Dampak dari model rekrutmen semacam ini mulai terlihat ketika figur-figur tersebut menduduki posisi strategis di lembaga legislatif dan birokrasi. Pertanyaan mendasar yang muncul adalah apakah mereka memiliki kapasitas kebijakan yang memadai atau justru terjebak dalam aktivitas performatif yang minim substansi (Goffman, 1959). Dalam perspektif teori keagenan (agency theory), ketidaksesuaian antara kinerja aktor politik dengan harapan publik dapat menimbulkan masalah kepercayaan (principal-agent problem), yang pada akhirnya berujung pada delegitimasi politik (political delegitimization) (Stokes et al., 2013).
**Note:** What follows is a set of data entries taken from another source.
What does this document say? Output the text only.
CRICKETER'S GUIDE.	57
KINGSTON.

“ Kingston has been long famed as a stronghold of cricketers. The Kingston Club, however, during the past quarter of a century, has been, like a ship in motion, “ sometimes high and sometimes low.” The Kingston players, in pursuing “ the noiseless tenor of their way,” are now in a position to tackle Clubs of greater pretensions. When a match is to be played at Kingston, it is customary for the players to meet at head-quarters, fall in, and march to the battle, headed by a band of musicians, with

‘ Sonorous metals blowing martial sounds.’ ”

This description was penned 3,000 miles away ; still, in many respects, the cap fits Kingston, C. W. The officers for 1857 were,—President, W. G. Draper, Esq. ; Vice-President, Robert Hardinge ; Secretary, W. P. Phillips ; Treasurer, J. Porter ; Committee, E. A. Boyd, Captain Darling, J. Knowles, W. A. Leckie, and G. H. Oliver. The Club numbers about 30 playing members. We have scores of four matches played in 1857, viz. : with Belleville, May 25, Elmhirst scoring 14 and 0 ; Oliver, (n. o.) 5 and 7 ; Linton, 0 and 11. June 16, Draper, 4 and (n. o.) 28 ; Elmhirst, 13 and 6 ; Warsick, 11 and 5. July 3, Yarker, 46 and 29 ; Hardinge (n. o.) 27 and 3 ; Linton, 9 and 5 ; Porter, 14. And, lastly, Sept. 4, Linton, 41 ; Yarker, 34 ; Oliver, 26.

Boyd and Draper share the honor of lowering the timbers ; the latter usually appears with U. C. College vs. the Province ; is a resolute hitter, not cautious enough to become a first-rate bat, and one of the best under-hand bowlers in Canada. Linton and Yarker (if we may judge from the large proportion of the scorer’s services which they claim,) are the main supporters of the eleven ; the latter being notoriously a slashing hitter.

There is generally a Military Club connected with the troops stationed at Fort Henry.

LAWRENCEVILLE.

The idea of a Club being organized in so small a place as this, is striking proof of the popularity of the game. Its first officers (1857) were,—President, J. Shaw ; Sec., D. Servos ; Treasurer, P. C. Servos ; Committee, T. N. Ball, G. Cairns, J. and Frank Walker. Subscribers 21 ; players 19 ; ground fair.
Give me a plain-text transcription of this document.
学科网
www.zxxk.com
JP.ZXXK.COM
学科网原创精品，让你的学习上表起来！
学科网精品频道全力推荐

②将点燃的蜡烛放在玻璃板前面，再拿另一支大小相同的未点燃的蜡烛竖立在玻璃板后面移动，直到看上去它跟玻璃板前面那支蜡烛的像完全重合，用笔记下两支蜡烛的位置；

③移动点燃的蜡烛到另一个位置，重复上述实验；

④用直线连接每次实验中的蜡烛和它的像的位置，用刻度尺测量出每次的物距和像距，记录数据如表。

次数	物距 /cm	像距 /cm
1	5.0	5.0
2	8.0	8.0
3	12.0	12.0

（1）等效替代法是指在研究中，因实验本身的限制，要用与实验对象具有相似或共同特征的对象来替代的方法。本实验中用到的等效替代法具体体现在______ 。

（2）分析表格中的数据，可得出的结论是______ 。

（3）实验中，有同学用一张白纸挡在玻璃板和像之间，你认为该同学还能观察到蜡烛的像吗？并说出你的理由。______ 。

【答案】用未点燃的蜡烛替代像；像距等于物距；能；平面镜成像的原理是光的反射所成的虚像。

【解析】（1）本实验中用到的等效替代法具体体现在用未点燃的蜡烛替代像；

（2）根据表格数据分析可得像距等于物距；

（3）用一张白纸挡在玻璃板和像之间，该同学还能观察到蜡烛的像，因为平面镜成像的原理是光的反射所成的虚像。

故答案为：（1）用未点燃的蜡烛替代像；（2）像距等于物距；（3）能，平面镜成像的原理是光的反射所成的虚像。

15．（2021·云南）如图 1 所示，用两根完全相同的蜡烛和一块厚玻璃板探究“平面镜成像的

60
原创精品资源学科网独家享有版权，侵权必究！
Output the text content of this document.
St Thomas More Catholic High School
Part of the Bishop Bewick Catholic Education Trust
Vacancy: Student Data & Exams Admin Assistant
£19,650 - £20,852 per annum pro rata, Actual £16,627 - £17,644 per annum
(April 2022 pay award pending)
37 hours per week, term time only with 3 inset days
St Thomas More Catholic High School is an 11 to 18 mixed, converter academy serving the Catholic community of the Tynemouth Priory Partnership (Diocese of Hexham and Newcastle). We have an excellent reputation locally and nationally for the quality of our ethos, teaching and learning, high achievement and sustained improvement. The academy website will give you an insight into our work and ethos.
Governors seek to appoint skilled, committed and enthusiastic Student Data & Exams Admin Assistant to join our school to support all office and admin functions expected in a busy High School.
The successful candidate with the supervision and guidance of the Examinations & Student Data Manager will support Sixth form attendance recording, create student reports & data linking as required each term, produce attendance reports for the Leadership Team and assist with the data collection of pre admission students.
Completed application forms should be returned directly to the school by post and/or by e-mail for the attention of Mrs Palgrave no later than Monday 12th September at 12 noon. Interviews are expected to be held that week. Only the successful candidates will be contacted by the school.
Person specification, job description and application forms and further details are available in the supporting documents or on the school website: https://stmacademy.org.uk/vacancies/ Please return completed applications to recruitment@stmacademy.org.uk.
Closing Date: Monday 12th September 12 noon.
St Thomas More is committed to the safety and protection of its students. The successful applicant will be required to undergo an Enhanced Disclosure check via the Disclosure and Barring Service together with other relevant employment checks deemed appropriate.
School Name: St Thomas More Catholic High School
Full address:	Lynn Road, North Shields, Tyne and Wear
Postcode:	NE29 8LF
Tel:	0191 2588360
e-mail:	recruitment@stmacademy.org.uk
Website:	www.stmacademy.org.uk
Delegitimasi ini terjadi ketika representasi politik dianggap gagal memenuhi aspirasi masyarakat, sehingga memicu kekecewaan kolektif yang dapat berubah menjadi unjuk rasa besar-besaran (Dalton, 2004). Demonstrasi massa tidak dapat dipandang sebagai peristiwa terisolasi, melainkan sebagai gejala kegagalan institusional, khususnya kegagalan partai dalam menjalankan fungsi rekrutmen dan kaderisasi secara bertanggung jawab.
Oleh karena itu, reformasi partai politik yang berfokus pada penguatan sistem rekrutmen dan kaderisasi yang transparan, akuntabel, dan berbasis meritokrasi menjadi suatu keharusan. Langkah ini tidak hanya diperlukan untuk memulihkan kepercayaan publik, tetapi juga untuk memperkuat ketahanan demokrasi Indonesia di masa depan.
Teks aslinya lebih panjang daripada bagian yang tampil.